Di Giustino Trincia
In questi giorni, la Chiesa di Roma ha il privilegio di ospitare la gioventù del mondo ma soprattutto è chiamata mai come in questa occasione a dare una nuova testimonianza di accoglienza per i moltissimi giovani che, arrivando per partecipare al Giubileo a loro dedicato, hanno chiesto di fare un’esperienza della misericordia di Dio padre e proseguire il cammino di ricerca e di crescita nella fede.
La Caritas diocesana, in collaborazione con la Conferenza Episcopale Italiana, ha proposto ai giovani pellegrini le Esperienze di prossimità in diverse realtà di carità e promozione sociale. Fino a sabato prossimo, saranno circa mille i partecipanti che, suddivisi in gruppi e in diversi orari della giornata, saranno impegnati in 18 centri della Caritas diocesana per un’esperienza all’insegna del servizio e dell’incontro con quelle persone che si trovano in condizioni di difficoltà.
Questa loro scelta non è scontata. In un tempo in cui prevalgono l’individualismo, la frammentazione sociale, l’insicurezza del futuro e la perdita di punti di riferimento, i giovani che decidono di dedicare ore preziose all’incontro con i più fragili stanno compiendo un atto controcorrente. Scelgono la prossimità, il mettersi in gioco, il contatto umano. E lo fanno in una città – Roma – che, pur essendo la capitale della cristianità, vive oggi in modo drammatico le ferite del nostro tempo. La città che li accoglie, infatti, è una metropoli che affascina e disorienta. Luogo di grandi bellezze e di antichi fasti, ma anche di forti contraddizioni. Chi arriva da fuori la guarda con stupore, ma chi ci vive conosce bene i segni dell’emarginazione e dell’ingiustizia. Aumentano le persone senza dimora, cresce il numero delle famiglie in povertà assoluta, peggiora l’accesso alla casa, all’istruzione e ai servizi essenziali.

E accanto a tutto questo, c’è il mondo giovanile, troppo spesso invisibile nei discorsi pubblici ma profondamente toccato dalla crisi. I giovani romani – e non solo – vivono un contesto segnato dalla precarietà lavorativa, dalla difficoltà a costruire un futuro stabile, dalla solitudine relazionale e da una diffusa sfiducia nelle istituzioni. Crescono i disturbi del disagio psicologico, si allarga la frattura tra chi può permettersi percorsi educativi di qualità e chi rimane indietro. Il diritto allo studio, all’abitare, al tempo libero e alla partecipazione sociale non è garantito per tutti. I quartieri periferici, in particolare, pagano un prezzo altissimo in termini di abbandono scolastico, disoccupazione giovanile e devianza.
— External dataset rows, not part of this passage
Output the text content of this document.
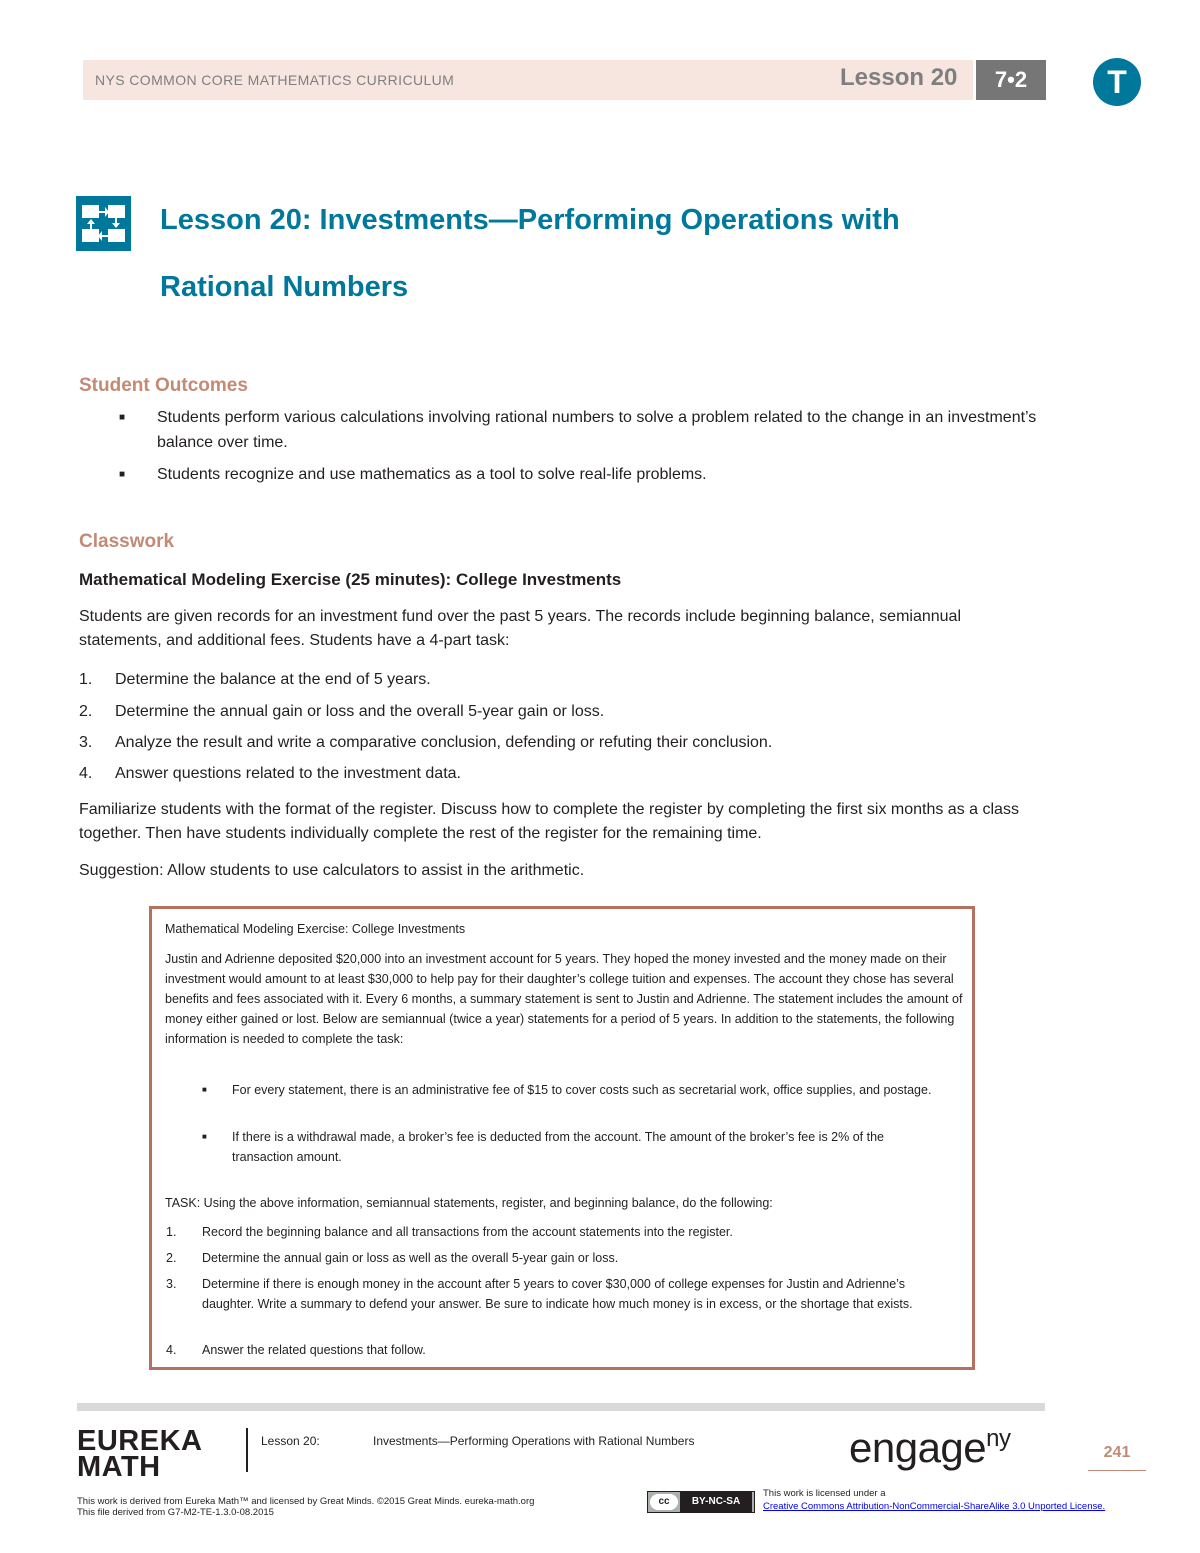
NYS COMMON CORE MATHEMATICS CURRICULUM	Lesson 20	7•2	T
Lesson 20: Investments—Performing Operations with
Rational Numbers
Student Outcomes
■ Students perform various calculations involving rational numbers to solve a problem related to the change in an investment’s balance over time.
■ Students recognize and use mathematics as a tool to solve real-life problems.
Classwork
Mathematical Modeling Exercise (25 minutes): College Investments
Students are given records for an investment fund over the past 5 years. The records include beginning balance, semiannual statements, and additional fees. Students have a 4-part task:
1. Determine the balance at the end of 5 years.
2. Determine the annual gain or loss and the overall 5-year gain or loss.
3. Analyze the result and write a comparative conclusion, defending or refuting their conclusion.
4. Answer questions related to the investment data.
Familiarize students with the format of the register. Discuss how to complete the register by completing the first six months as a class together. Then have students individually complete the rest of the register for the remaining time.
Suggestion: Allow students to use calculators to assist in the arithmetic.
Mathematical Modeling Exercise: College Investments
Justin and Adrienne deposited $20,000 into an investment account for 5 years. They hoped the money invested and the money made on their investment would amount to at least $30,000 to help pay for their daughter’s college tuition and expenses. The account they chose has several benefits and fees associated with it. Every 6 months, a summary statement is sent to Justin and Adrienne. The statement includes the amount of money either gained or lost. Below are semiannual (twice a year) statements for a period of 5 years. In addition to the statements, the following information is needed to complete the task:
■ For every statement, there is an administrative fee of $15 to cover costs such as secretarial work, office supplies, and postage.
■ If there is a withdrawal made, a broker’s fee is deducted from the account. The amount of the broker’s fee is 2% of the transaction amount.
TASK: Using the above information, semiannual statements, register, and beginning balance, do the following:
1. Record the beginning balance and all transactions from the account statements into the register.
2. Determine the annual gain or loss as well as the overall 5-year gain or loss.
3. Determine if there is enough money in the account after 5 years to cover $30,000 of college expenses for Justin and Adrienne’s daughter. Write a summary to defend your answer. Be sure to indicate how much money is in excess, or the shortage that exists.
4. Answer the related questions that follow.
EUREKA
MATH
Lesson 20:	Investments—Performing Operations with Rational Numbers	engage$^{ny}$
241
This work is derived from Eureka Math™ and licensed by Great Minds. ©2015 Great Minds. eureka-math.org
This file derived from G7-M2-TE-1.3.0-08.2015
cc	BY-NC-SA
This work is licensed under a
Creative Commons Attribution-NonCommercial-ShareAlike 3.0 Unported License.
Il Giubileo dei giovani, allora, si colloca in una cornice che non può essere ignorata o edulcorata. Accogliere i giovani pellegrini non significa solo organizzare eventi spirituali o logistici, ma offrire loro un’esperienza che parli della realtà così com’è, che li metta in contatto con le domande più urgenti della città. Da qui nasce l’invito a vivere esperienze di prossimità: momenti in cui la fede si traduce in gesti, in sguardi, in ascolto. In questo senso, la scelta di portare i giovani nei luoghi del bisogno non è solo un’attività di volontariato, ma una forma concreta di evangelizzazione. È un modo per ricordare che il Vangelo si gioca nel corpo a corpo con l’umanità ferita, e che la misericordia di Dio si manifesta quando ci si fa vicini, senza giudicare e senza voltare lo sguardo. Questi giovani diventano allora una profezia concreta, che ci mostra una Chiesa inquieta, aperta, che non ha paura di attraversare le periferie della vita.
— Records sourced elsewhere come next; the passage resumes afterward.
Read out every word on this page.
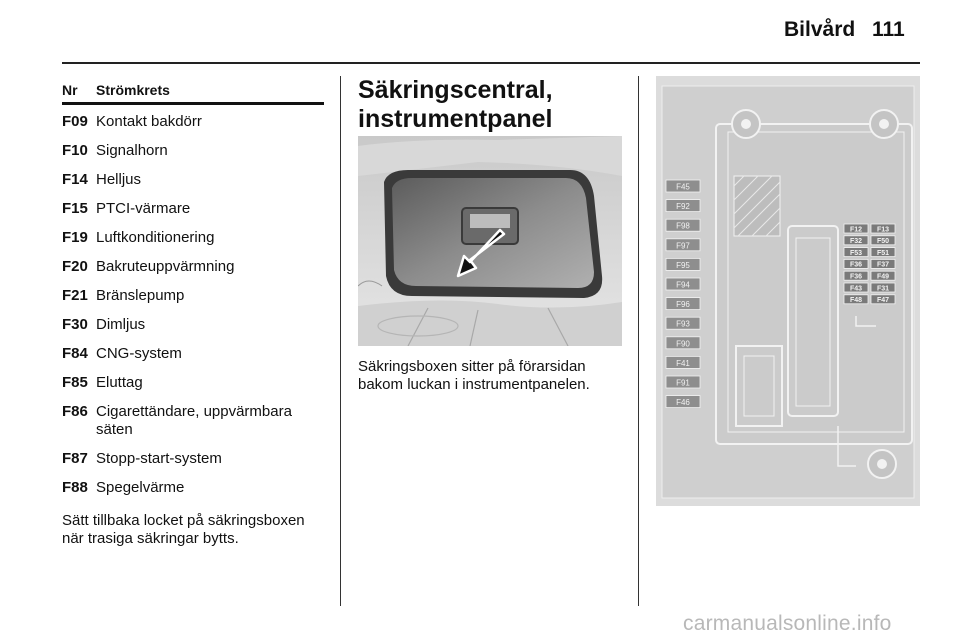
Bilvård 111
Nr	Strömkrets
F09 Kontakt bakdörr
F10 Signalhorn
F14 Helljus
F15 PTCI-värmare
F19 Luftkonditionering
F20 Bakruteuppvärmning
F21 Bränslepump
F30 Dimljus
F84 CNG-system
F85 Eluttag
F86 Cigarettändare, uppvärmbara säten
F87 Stopp-start-system
F88 Spegelvärme
Sätt tillbaka locket på säkringsboxen när trasiga säkringar bytts.
Säkringscentral, instrumentpanel
Säkringsboxen sitter på förarsidan bakom luckan i instrumentpanelen.
F45
F92
F98
F97
F95
F94
F96
F93
F90
F41
F91
F46
F12 F13
F32 F50
F53 F51
F36 F37
F36 F49
F43 F31
F48 F47
carmanualsonline.info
È un messaggio forte per la nostra città. I giovani non sono solo destinatari di politiche o fruitori di servizi. Possono essere protagonisti di cambiamento, costruttori di futuro, operatori di speranza. Quando li vediamo servire ai tavoli delle mense, accompagnare anziani soli, giocare con bambini fragili o semplicemente ascoltare con attenzione chi ha alle spalle una vita spezzata, comprendiamo che la carità è davvero generativa. Non migliora solo la vita di chi riceve, ma anche di chi dona. Roma ha bisogno di questi giovani. Ha bisogno di sguardi limpidi, di cuori aperti, di mani operose. Ha bisogno di speranza. Non una speranza ingenua, ma una speranza incarnata: quella che nasce dall’incontro, che si alimenta nella relazione, che diventa scelta di vita. Il Giubileo ci offre l’occasione di riaccendere questa speranza, a partire proprio da chi ha tutta la vita davanti e vuole spenderla per il bene. Il Giubileo della speranza trova così la sua incarnazione più autentica: nel volto di chi serve e in quello di chi è servito, in un incontro che trasforma entrambi.